Short-toed Eagles are quite widely but sparsely distributed across parts of southern, central and eastern Europe; they breed here and spend the winter in sub-Saharan Africa. They are quite pale and often appear 'big-headed' when perched. They can look very similar to pale Common Buzzards in flight but are larger with only a few thick bars on their tail (Buzzards have fine, dense barring) and no dark carpal patches (which Buzzards do have). Short-toed Eagles are sometime called Short-toed Snake Eagles, as their favourite food is snakes. Their preferred habitat is variable and dependent on where they can find prey, but includes arid and heathland areas with hills or mountains and scattered woodland; further north they may also inhabit river valleys and forests.

Short-toed Eagle, ©MarioM, via Wikimedia Commons.
Short-toed Eagle painting.
This gets worse the further you get from the head - I ran out of time and patience to some extent. Still, fairly pleased with the head and breast!

Monday, 6 January 2014

150. Verreaux's Eagle (Aquila verreauxii)

Verreaux's Eagle is found mostly in sub-Saharan Africa, but there are a few populations further north, in Sinai, Jordan and Saudi Arabia. It is very large with black plumage and white windows on the primary flight feathers, and a pure white rump and distinctive white V or U shape on its back. The juvenile is more colourful, with a rufous nape, pale buff upperwing coverts and underparts with black speckling, and a white trailing edge on the wings and tail. I have chosen this photo to illustrate the wing shape - the exaggeratedly narrow wing base and bulging secondaries are very distinctive. Verreaux's Eagle lives in remote mountainous areas, and also semi-desert and savanna - anywhere it can find its favourite prey, Rock Hyrax.

Verreaux's Eagle, ©Jerry Oldenettel, via Flickr Creative Commons.
Verreaux's Eagle painting.
Not too shabby.

Friday, 3 January 2014

149. Tawny Eagle (Aquila rapax)

Tawny Eagles are closely related to Steppe Eagles and look quite similar, however they are slightly smaller and chunkier and generally paler. Their wings and tail have no black trailing edge and are densely but finely barred, which appears indistinct compared to Steppe Eagles' heavier barring. Tawny Eagles also have a paler iris and the bill's yellow gape extends less far back. The juvenile plumage is also similar to Steppe Eagle but much paler and without the thick white band on the underwing. Tawny Eagles are found in small areas of Morocco and Algeria, and are more widespread in sub-Saharan Africa. Their preferred habitat is mountains, woodland, savanna, semi-desert and steppe plains.
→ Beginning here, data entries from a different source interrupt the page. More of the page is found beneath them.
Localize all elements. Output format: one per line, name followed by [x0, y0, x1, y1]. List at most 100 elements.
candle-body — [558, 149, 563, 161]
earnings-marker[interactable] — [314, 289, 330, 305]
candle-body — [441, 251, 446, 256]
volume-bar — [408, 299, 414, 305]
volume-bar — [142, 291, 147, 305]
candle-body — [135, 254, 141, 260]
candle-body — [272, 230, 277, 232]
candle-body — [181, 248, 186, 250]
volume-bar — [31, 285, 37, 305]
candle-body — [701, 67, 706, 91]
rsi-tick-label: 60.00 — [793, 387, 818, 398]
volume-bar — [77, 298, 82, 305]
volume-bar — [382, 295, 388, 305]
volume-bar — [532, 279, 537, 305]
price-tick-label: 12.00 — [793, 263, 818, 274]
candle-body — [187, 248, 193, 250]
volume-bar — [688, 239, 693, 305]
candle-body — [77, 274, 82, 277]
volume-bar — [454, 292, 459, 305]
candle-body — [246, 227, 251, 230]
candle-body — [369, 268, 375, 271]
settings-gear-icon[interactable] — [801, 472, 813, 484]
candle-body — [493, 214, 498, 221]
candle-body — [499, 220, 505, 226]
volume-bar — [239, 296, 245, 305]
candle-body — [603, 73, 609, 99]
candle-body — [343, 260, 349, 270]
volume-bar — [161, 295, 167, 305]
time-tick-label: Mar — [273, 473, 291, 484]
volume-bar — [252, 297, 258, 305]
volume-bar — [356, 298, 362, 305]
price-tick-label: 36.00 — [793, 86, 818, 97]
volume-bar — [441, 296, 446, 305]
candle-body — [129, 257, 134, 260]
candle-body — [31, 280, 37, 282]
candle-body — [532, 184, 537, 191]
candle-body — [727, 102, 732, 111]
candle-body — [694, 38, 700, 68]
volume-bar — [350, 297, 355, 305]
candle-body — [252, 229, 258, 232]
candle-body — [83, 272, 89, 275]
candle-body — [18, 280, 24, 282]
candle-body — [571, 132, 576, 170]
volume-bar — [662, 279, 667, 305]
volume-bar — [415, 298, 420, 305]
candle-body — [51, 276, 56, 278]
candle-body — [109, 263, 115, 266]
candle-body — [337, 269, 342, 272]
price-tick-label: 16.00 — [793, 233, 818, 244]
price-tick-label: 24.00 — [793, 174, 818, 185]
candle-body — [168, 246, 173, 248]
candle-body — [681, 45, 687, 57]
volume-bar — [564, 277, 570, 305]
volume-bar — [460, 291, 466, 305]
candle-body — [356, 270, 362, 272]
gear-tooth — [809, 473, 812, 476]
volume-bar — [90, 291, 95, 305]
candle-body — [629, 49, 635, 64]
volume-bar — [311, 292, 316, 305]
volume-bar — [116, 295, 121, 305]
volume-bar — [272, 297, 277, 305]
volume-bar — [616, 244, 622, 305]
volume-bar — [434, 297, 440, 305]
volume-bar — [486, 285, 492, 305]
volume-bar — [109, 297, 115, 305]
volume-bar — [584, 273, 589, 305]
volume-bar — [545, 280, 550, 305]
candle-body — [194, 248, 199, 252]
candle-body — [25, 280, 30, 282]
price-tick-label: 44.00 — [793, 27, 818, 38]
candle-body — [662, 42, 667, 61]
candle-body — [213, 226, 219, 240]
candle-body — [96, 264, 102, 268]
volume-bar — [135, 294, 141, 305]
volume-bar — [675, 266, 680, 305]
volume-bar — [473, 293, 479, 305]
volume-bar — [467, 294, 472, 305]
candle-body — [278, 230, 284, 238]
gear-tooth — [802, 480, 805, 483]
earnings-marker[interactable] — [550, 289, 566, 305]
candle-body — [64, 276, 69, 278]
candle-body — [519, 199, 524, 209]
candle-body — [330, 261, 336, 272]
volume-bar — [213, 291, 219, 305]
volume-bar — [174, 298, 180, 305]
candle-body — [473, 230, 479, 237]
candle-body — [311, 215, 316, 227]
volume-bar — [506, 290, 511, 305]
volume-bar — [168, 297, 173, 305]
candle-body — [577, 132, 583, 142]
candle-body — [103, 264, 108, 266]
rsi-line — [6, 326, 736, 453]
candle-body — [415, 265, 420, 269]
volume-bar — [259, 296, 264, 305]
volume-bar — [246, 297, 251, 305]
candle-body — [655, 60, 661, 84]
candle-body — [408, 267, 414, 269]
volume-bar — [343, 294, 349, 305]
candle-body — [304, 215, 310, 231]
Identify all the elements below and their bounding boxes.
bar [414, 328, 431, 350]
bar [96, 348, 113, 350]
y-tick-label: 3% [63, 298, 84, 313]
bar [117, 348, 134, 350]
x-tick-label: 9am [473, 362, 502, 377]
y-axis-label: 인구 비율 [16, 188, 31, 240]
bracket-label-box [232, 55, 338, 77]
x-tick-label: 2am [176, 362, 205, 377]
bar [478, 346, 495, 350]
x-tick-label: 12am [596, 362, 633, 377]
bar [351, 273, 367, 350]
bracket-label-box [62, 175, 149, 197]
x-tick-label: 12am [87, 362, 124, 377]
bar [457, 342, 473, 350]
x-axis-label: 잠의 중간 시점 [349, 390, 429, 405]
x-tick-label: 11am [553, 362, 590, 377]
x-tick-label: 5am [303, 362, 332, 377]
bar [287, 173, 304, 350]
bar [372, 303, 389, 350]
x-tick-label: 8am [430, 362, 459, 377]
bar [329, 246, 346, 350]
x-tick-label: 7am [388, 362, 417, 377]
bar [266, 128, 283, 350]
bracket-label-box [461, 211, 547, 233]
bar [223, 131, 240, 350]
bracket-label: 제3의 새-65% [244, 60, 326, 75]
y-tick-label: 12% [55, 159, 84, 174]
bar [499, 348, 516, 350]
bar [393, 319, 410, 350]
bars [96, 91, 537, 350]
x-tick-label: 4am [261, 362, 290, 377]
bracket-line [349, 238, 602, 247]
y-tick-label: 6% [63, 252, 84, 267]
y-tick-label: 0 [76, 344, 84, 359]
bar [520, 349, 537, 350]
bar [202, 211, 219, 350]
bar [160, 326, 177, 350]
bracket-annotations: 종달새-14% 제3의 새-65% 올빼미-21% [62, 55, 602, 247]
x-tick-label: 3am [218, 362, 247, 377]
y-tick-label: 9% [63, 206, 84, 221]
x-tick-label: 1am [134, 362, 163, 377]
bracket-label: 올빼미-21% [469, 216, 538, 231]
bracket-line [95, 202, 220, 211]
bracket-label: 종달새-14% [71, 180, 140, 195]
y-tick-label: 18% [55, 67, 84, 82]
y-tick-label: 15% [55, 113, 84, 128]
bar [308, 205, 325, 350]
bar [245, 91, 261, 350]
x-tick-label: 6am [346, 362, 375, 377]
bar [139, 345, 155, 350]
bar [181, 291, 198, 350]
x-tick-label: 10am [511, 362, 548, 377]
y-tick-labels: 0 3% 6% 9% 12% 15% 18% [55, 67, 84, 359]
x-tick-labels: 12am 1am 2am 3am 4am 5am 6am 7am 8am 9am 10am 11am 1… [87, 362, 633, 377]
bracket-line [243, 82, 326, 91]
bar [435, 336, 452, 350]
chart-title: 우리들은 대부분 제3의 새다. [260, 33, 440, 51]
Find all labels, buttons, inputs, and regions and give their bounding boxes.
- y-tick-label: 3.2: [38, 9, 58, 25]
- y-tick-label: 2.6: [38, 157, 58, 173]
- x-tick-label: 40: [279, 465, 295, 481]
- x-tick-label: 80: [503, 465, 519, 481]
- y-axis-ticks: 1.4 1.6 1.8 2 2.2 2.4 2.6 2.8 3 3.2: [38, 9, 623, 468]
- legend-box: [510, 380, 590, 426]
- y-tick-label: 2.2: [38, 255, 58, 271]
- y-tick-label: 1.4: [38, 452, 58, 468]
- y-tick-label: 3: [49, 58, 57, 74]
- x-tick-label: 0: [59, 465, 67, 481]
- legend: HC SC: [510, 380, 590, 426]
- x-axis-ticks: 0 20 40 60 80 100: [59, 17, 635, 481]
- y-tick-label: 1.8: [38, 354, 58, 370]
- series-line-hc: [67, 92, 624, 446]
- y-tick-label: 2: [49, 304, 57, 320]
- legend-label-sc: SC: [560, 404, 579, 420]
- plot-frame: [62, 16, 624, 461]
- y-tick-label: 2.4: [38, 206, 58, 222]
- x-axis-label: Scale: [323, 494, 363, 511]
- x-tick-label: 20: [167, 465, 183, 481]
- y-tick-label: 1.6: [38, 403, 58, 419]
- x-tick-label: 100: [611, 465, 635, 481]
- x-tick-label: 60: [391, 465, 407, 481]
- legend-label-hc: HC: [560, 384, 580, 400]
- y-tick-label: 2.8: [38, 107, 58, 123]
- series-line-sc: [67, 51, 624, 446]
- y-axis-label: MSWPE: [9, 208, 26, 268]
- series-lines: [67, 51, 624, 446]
Tawny Eagle, ©Lip Kee, via Flickr Creative Commons.

Tawny Eagle painting.
Again, colours a bit all over the place and proportions not too great either....hopefully I will improve once I get back into the swing of things (or just pick birds that aren't flying, heh).

Thursday, 2 January 2014

148. Steppe Eagle (Aquila nipalensis)

Steppe Eagles occur occasionally in Europe but breed further east than this - their usual distribution starts in southern Russia north of the Caucasus and Caspian Sea and extends across Eurasia from there. They winter mostly in Africa, with a few in parts of the Middle East. They are large and long-winged, and can look very similar to the Lesser and Greater Spotted Eagles, but have longer wings, and if you get a good enough view (!) oval rather than round nostrils and a heavier bill with the yellow gape reaching further back under the eye. The flight and tail feathers are coarsely barred, more extensively than in the Spotted Eagles, and have a thick black trailing edge. The photo is of an immature bird; they are lighter brown with dark flight feathers separated by a white band and the flight and tail feathers have a white trailing edge. Their preferred habitat is lowland steppe plains, foothills and semi-desert.

Steppe Eagle, ©Tarique Sani, via Flickr Creative Commons.
Steppe Eagle painting.
Darn, I must be a bit out of practice from having a break over Christmas - ran out of time to finish and the colour's a bit lurid.